I think Iron Mike clearly nailed it when he said those eleven words. They speak volumes in life as they do in business. Even the best strategists have to be prepared for the unexpected. When tasked with a project or challenge, you spend time prepping, researching and scouring facts and figures. You analyze, speculate and coordinate your plan of attack; your masterpiece—your Magnum Opus. You step into that ring to show off your skills…
Then that left-hook comes out of nowhere and lands squarely on your jaw; leaving you punch-drunk and reeling. ‘Where did it come from? Who threw it?’ You stagger around the ring boardroom looking to regain your footing. You start swinging wildly at your foe while frantically looking doe-eyed back to your team in the corner hoping desperately that someone will throw in the towel and call the fight. Then you’re hit in the solar plexus with a flurry of jabs.
The wind rushes out of your body and stars start forming in the corner of your vision. The room is quickly growing dim and your knees take on the consistency of cooked noodles. You list dangerously to one side; hitting the ropes. Then the canvass rushes up to slap your cheek as the ref gives you the 10 count. That’s it. You’re done.
Your Manager stands over you shaking their head. “Next time you bring me a report on A,B,C you better bring your ‘A-Game’.”
Once the crowd has cleared, the blood has been washed from your face and the tape removed from your hands you start to really question what happened? ‘How did I not see that coming? I’ve fought in this very same ring a countless number of times and I’ve always won. How did my boss know about that gap in my report? How did they know that I didn’t have the most up-to-date numbers from Marketing?’
In business, much like in boxing, practice and preparation will only take you so far. You will learn to duck and weave, hook and jab with scary precision but once you step into that ring, anything could happen. Your preparation only gets you so far before instinct and timing become your guides.
So how do you prepare for future fights so you don’t end up getting ‘rope-a-doped’?
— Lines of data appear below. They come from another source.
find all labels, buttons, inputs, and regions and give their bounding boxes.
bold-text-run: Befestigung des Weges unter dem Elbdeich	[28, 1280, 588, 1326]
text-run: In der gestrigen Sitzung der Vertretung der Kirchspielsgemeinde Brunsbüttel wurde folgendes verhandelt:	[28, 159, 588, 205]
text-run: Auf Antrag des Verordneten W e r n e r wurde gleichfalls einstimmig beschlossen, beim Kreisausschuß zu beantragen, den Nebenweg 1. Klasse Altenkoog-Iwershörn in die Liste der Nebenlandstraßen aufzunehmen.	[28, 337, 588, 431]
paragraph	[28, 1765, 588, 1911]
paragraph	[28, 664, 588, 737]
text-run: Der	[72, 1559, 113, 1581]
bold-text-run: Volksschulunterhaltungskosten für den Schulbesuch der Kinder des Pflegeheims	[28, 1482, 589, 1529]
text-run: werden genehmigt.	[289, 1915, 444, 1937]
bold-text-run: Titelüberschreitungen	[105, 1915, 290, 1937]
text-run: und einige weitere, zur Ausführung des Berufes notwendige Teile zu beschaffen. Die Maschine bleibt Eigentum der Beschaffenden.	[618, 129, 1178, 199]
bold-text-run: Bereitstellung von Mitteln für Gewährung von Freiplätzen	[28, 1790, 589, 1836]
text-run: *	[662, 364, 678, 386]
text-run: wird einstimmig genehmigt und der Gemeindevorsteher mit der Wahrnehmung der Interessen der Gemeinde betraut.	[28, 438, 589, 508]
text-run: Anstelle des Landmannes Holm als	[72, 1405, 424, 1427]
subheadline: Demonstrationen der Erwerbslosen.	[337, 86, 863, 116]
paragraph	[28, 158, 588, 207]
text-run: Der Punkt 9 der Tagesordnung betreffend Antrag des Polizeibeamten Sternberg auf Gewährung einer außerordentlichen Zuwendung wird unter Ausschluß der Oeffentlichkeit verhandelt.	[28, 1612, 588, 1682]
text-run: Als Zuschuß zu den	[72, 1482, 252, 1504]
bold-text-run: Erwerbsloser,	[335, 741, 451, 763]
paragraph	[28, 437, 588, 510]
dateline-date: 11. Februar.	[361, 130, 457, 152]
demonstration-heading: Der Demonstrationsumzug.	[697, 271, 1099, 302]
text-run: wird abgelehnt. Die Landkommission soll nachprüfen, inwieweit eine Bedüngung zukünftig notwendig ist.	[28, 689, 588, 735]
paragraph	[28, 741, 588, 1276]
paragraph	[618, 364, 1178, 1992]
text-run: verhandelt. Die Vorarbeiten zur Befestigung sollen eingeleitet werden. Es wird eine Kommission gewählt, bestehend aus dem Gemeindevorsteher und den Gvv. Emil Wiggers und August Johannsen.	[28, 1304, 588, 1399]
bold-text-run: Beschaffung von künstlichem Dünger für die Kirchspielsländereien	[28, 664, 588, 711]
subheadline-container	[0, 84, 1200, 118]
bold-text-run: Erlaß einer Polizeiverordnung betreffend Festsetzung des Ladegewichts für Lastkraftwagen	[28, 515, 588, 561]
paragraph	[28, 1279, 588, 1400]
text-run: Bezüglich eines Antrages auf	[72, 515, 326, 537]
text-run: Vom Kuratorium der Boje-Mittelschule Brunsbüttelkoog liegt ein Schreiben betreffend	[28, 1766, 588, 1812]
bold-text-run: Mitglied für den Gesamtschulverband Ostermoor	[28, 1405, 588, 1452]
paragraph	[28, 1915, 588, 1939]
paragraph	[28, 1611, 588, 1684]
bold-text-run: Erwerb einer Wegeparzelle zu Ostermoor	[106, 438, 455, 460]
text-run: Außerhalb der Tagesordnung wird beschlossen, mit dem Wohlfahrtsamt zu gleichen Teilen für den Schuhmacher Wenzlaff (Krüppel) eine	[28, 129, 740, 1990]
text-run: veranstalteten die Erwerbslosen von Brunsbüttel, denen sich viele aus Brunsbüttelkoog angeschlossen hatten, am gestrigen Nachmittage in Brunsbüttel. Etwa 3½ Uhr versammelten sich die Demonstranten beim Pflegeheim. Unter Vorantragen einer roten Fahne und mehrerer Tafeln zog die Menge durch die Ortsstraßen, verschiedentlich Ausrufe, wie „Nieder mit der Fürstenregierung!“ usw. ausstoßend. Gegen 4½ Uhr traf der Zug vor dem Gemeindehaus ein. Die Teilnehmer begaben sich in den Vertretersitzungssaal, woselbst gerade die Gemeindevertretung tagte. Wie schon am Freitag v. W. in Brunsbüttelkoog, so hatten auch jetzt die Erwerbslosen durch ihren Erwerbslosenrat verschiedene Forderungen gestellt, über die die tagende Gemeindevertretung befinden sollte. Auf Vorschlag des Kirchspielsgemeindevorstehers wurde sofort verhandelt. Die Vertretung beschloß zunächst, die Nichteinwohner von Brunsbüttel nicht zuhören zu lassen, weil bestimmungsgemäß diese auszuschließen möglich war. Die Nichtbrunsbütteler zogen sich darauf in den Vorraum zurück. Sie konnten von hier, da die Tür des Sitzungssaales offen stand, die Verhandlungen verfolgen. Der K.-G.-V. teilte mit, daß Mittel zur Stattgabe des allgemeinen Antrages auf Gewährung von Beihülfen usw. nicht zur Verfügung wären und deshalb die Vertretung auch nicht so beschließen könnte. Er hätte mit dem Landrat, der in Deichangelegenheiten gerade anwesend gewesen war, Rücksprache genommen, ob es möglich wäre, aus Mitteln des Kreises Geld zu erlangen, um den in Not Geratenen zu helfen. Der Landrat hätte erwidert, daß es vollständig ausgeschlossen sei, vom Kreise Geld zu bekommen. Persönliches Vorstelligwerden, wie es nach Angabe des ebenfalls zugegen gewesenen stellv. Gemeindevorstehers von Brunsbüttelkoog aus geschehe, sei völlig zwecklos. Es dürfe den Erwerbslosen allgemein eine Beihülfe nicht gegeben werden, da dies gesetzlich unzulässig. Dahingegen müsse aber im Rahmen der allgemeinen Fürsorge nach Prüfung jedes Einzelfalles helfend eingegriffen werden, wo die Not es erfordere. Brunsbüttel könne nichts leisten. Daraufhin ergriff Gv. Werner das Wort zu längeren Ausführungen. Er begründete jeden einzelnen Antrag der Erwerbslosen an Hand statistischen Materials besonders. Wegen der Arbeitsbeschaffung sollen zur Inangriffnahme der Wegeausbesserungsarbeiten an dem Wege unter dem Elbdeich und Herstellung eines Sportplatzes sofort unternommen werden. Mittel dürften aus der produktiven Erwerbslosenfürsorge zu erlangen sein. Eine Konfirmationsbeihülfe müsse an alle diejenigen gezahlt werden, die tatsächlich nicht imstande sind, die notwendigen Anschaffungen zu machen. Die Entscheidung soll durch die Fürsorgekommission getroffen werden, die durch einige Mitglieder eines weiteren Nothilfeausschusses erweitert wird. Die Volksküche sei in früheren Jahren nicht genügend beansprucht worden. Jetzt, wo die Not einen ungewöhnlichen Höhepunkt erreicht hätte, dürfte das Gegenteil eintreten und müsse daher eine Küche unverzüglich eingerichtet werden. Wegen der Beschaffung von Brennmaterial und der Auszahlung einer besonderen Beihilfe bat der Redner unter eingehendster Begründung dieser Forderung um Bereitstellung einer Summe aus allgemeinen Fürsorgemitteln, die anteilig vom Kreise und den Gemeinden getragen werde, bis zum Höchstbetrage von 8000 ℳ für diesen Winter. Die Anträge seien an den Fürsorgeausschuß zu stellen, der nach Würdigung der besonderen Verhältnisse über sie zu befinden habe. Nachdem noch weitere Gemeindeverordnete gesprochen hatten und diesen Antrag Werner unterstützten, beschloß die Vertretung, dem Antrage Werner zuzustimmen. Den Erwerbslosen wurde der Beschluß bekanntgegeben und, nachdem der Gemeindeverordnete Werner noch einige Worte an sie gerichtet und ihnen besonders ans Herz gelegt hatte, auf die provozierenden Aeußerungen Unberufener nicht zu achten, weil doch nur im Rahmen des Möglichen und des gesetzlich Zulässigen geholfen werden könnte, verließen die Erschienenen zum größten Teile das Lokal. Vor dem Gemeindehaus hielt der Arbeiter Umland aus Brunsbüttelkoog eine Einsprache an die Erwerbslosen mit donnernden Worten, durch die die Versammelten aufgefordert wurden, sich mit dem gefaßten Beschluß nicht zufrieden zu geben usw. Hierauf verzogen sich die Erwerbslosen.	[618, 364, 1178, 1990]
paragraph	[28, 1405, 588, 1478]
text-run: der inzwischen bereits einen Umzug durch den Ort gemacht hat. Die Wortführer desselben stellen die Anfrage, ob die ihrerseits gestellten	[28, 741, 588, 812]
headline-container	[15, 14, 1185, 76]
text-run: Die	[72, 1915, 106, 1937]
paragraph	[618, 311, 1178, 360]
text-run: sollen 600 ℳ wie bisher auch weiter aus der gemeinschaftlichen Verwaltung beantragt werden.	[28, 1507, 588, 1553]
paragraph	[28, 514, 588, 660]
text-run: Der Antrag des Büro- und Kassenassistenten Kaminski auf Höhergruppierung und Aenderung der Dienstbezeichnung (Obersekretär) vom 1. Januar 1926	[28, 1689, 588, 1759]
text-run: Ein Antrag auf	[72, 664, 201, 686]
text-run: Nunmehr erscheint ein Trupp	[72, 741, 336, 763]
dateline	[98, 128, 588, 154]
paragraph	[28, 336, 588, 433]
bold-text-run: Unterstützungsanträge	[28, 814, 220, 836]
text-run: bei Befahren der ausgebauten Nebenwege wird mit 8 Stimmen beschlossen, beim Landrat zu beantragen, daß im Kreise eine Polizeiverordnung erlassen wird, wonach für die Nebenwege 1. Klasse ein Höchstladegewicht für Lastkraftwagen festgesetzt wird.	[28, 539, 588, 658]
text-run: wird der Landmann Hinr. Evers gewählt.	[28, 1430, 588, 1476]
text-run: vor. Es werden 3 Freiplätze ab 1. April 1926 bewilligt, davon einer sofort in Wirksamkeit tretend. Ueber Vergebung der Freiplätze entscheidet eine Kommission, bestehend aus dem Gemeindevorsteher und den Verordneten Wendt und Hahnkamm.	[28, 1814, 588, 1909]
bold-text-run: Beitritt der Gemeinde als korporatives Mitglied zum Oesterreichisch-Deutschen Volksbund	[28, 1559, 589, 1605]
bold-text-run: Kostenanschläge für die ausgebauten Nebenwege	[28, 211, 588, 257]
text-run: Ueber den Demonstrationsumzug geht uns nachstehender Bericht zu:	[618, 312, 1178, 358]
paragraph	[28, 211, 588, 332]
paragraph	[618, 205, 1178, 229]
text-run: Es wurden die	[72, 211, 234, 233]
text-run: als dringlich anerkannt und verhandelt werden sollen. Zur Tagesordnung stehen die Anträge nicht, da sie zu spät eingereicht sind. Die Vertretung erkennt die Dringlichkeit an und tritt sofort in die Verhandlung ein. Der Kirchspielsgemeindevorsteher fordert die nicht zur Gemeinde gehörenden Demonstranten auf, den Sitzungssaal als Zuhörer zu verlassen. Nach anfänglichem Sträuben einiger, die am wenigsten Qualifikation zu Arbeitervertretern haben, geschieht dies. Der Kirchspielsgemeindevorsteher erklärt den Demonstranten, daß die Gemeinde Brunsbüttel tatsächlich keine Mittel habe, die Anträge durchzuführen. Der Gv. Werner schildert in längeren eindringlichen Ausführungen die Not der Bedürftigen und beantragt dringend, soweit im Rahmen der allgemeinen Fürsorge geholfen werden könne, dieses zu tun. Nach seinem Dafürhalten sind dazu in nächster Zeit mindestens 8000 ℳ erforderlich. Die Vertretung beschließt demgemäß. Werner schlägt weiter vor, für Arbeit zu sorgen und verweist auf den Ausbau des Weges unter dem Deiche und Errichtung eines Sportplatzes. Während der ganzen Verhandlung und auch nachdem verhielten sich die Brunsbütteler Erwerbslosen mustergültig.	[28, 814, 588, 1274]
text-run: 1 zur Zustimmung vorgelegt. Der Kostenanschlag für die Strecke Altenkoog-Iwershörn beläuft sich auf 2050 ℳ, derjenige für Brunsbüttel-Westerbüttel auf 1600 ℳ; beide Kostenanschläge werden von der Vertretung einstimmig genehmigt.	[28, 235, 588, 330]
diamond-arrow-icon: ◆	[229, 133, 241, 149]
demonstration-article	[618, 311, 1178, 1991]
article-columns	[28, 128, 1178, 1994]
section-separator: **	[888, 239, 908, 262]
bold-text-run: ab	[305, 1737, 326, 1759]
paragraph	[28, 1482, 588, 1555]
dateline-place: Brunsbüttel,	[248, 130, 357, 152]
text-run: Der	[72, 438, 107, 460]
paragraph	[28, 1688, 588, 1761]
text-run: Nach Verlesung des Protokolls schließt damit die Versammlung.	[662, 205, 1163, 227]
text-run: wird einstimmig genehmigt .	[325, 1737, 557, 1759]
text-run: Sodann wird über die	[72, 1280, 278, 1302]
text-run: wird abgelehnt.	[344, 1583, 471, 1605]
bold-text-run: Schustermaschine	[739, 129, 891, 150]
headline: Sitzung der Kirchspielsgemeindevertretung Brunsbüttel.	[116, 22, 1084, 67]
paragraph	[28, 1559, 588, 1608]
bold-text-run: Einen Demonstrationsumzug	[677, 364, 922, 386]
1. Get in the ring and start learning. If you’re not willing to look back over older presentations you’ve done or notes you taken to see where improvements could’ve/should’ve been made, then you might as well hang up your gloves. You’ll get knocked around every time you get back in the ring and your opponent won’t need to make much of an effort to get you back on the ropes. Make it a habit to review previous comments and edits to ensure you’re not simply rehashing old content or mistakes. Learn from your mistakes.
2. Change up your sparring partners. Sometimes you need to break from routine in order to see what you’re capable of. When you’re ready to get back into the ring pick a more difficult partner to spar with. Take a few shots to your ego to see what your limit is. Run your work past tougher critics within your organization. Ask them to be ruthless and scrutinize every phrase, word and syllable. In doing so, you’ll widen your view of what might happen when in the midst of a real bout. You’ll quickly identify which punches will be thrown to simply ‘test your mettle’ versus those punches that are meant to knock you flat on your backside. Watch and learn.
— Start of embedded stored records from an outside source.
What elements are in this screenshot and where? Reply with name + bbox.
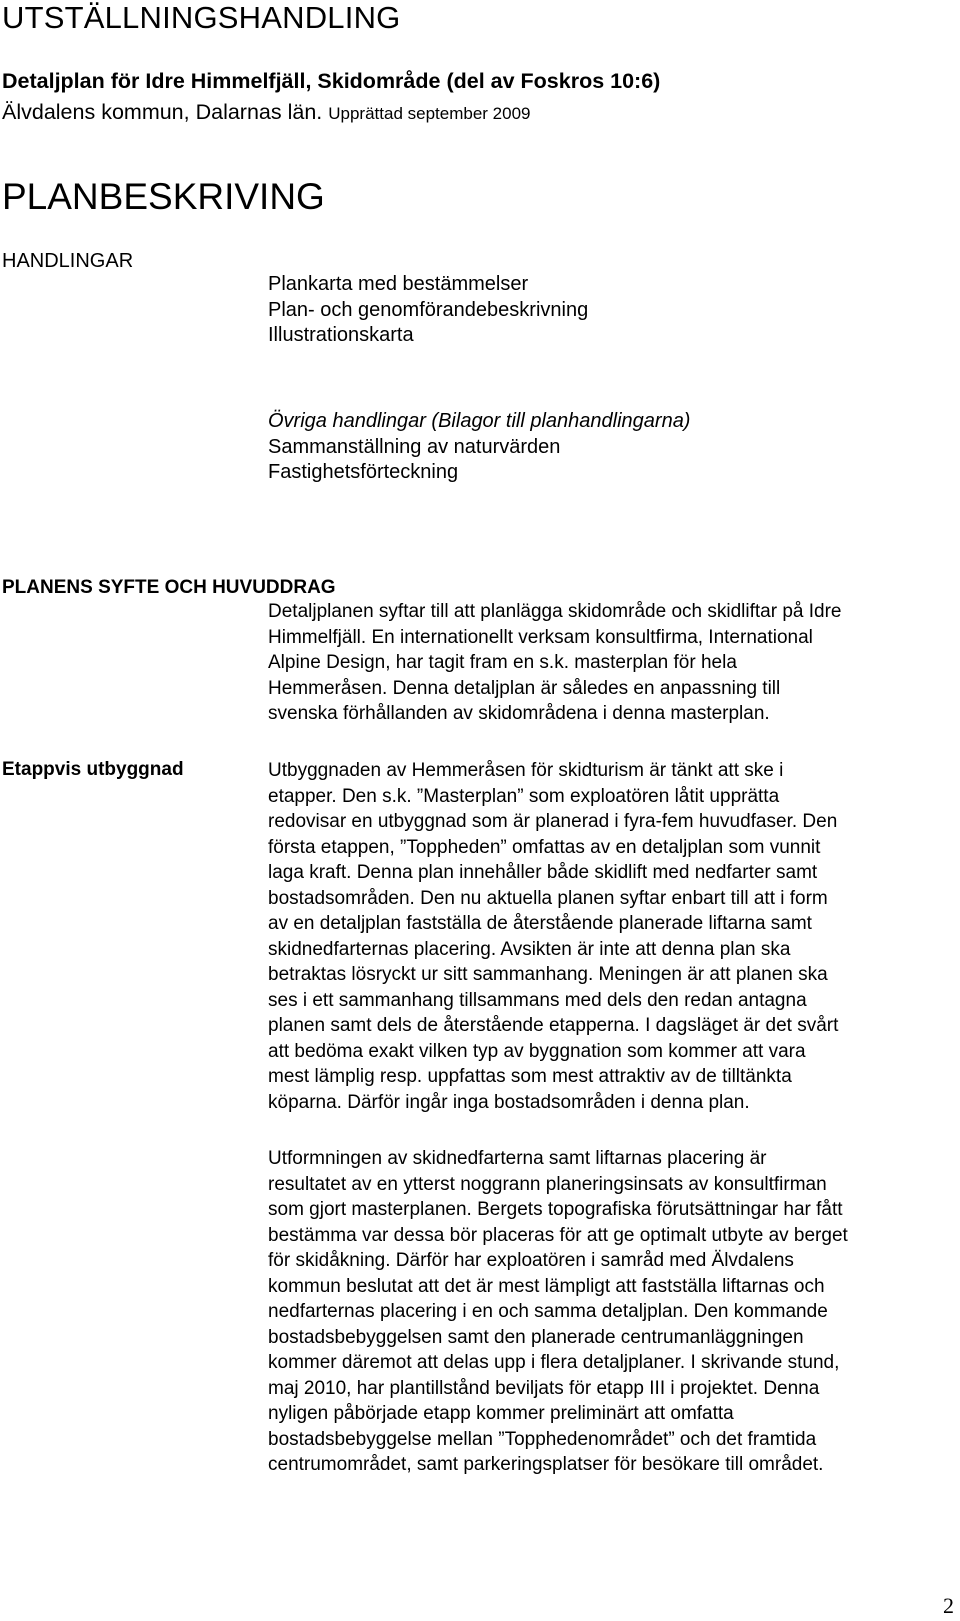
- text-line: nedfarternas placering i en och samma detaljplan. Den kommande: [268, 1301, 828, 1322]
- plan-subtitle: [2, 98, 531, 128]
- list-item: Sammanställning av naturvärden: [268, 435, 561, 458]
- etapp-paragraph-2: [268, 1146, 848, 1478]
- text-line: Utbyggnaden av Hemmeråsen för skidturism är tänkt att ske i: [268, 760, 784, 781]
- text-line: ses i ett sammanhang tillsammans med dels den redan antagna: [268, 989, 807, 1011]
- page-title: PLANBESKRIVING: [2, 176, 325, 217]
- text-line: bostadsområden. Den nu aktuella planen syftar enbart till att i form: [268, 887, 828, 909]
- text-line: bostadsbebyggelse mellan ”Topphedenområdet” och det framtida: [268, 1428, 817, 1450]
- municipality-text: Älvdalens kommun, Dalarnas län.: [2, 100, 323, 124]
- text-line: centrumområdet, samt parkeringsplatser för besökare till området.: [268, 1454, 824, 1475]
- plan-title: Detaljplan för Idre Himmelfjäll, Skidområde (del av Foskros 10:6): [2, 69, 661, 93]
- text-line: kommun beslutat att det är mest lämpligt att fastställa liftarnas och: [268, 1275, 825, 1297]
- list-item: Plankarta med bestämmelser: [268, 273, 529, 295]
- list-item: Fastighetsförteckning: [268, 461, 459, 484]
- other-handlingar-heading: Övriga handlingar (Bilagor till planhandlingarna): [268, 410, 691, 432]
- text-line: redovisar en utbyggnad som är planerad i fyra-fem huvudfaser. Den: [268, 811, 838, 832]
- text-line: mest lämplig resp. uppfattas som mest attraktiv av de tilltänkta: [268, 1066, 792, 1087]
- text-line: planen samt dels de återstående etapperna. I dagsläget är det svårt: [268, 1015, 839, 1036]
- text-line: laga kraft. Denna plan innehåller både skidlift med nedfarter samt: [268, 862, 818, 883]
- text-line: Hemmeråsen. Denna detaljplan är således en anpassning till: [268, 677, 781, 699]
- list-item: Plan- och genomförandebeskrivning: [268, 298, 589, 321]
- text-line: bostadsbebyggelsen samt den planerade centrumanläggningen: [268, 1326, 804, 1348]
- syfte-paragraph: [268, 599, 841, 727]
- text-line: skidnedfarternas placering. Avsikten är inte att denna plan ska: [268, 938, 791, 960]
- document-type-heading: UTSTÄLLNINGSHANDLING: [2, 0, 401, 35]
- text-line: bestämma var dessa bör placeras för att ge optimalt utbyte av berget: [268, 1224, 848, 1246]
- etapp-paragraph-1: [268, 758, 838, 1115]
- text-line: Himmelfjäll. En internationellt verksam konsultfirma, International: [268, 626, 813, 648]
- text-line: att bedöma exakt vilken typ av byggnation som kommer att vara: [268, 1040, 806, 1062]
- text-line: Utformningen av skidnedfarterna samt liftarnas placering är: [268, 1148, 767, 1169]
- text-line: köparna. Därför ingår inga bostadsområden i denna plan.: [268, 1091, 750, 1113]
- page-number: 2: [943, 1593, 954, 1618]
- text-line: för skidåkning. Därför har exploatören i samråd med Älvdalens: [268, 1250, 794, 1271]
- text-line: resultatet av en ytterst noggrann planeringsinsats av konsultfirman: [268, 1173, 827, 1195]
- handlingar-heading: HANDLINGAR: [2, 250, 134, 272]
- syfte-heading: PLANENS SYFTE OCH HUVUDDRAG: [2, 577, 336, 598]
- text-line: första etappen, ”Toppheden” omfattas av en detaljplan som vunnit: [268, 836, 821, 858]
- text-line: Alpine Design, har tagit fram en s.k. masterplan för hela: [268, 652, 737, 673]
- text-line: svenska förhållanden av skidområdena i denna masterplan.: [268, 703, 770, 724]
- etapp-heading: Etappvis utbyggnad: [2, 759, 184, 780]
- handlingar-list: [268, 272, 588, 349]
- text-line: betraktas lösryckt ur sitt sammanhang. Meningen är att planen ska: [268, 964, 828, 985]
- other-handlingar-list: [268, 409, 690, 486]
- text-line: maj 2010, har plantillstånd beviljats för etapp III i projektet. Denna: [268, 1377, 820, 1399]
- text-line: som gjort masterplanen. Bergets topografiska förutsättningar har fått: [268, 1199, 843, 1220]
- text-line: Detaljplanen syftar till att planlägga skidområde och skidliftar på Idre: [268, 601, 842, 622]
- text-line: av en detaljplan fastställa de återstående planerade liftarna samt: [268, 913, 812, 934]
- date-text: Upprättad september 2009: [328, 104, 531, 123]
- list-item: Illustrationskarta: [268, 324, 414, 347]
- text-line: kommer däremot att delas upp i flera detaljplaner. I skrivande stund,: [268, 1352, 840, 1373]
- text-line: etapper. Den s.k. ”Masterplan” som exploatören låtit upprätta: [268, 785, 780, 807]
- text-line: nyligen påbörjade etapp kommer preliminärt att omfatta: [268, 1403, 734, 1424]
3. Expect to get hit. If you go into that ring thinking that you’re untouchable, the shock of getting nailed in the face may be much more than you were initially prepared for. Be ready to take a few shots. Use this as a learning technique to gauge the strength and strategy of your opponent. Use objection handling techniques such as rebuttals and redirection to keep your opponent on the defensive. Use well mapped out facts and data points as your left hook and right cross to keep them on the ropes.
4. Use your head as much as your fists. Learn how your opponent fights. Talk to colleagues or better yet to the fighter themselves and ask them what they expect to get out of your match. While it might seem odd to bring the fight to your opponent outside of the ring, good strategists will take every opportunity they can to learn from the best. When you get to fight night, watch your opponent. Watch their body language as it’s one of the best indicators as to when they’re going to throw a punch. Listen to their tone, their phrasing and their intonation. Subtle changes in the dialogue can be a warning sign. Remember their approach and their demeanor. Chances are they won’t change their approach drastically during the fight. If you can anticipate their ‘swing’ then you can duck, dodge and deck ‘em with information before they even know what hit them.
For those of us in the business world, I’m certain you’ve nursed more than a few black eyes and split lips in your time. But chances are you were back in the gym the next day prepping for the next match. We take our lumps from time to time with a wry smile and the knowledge that these hits will eventually make us better fighters. If not—we can always take up Golf.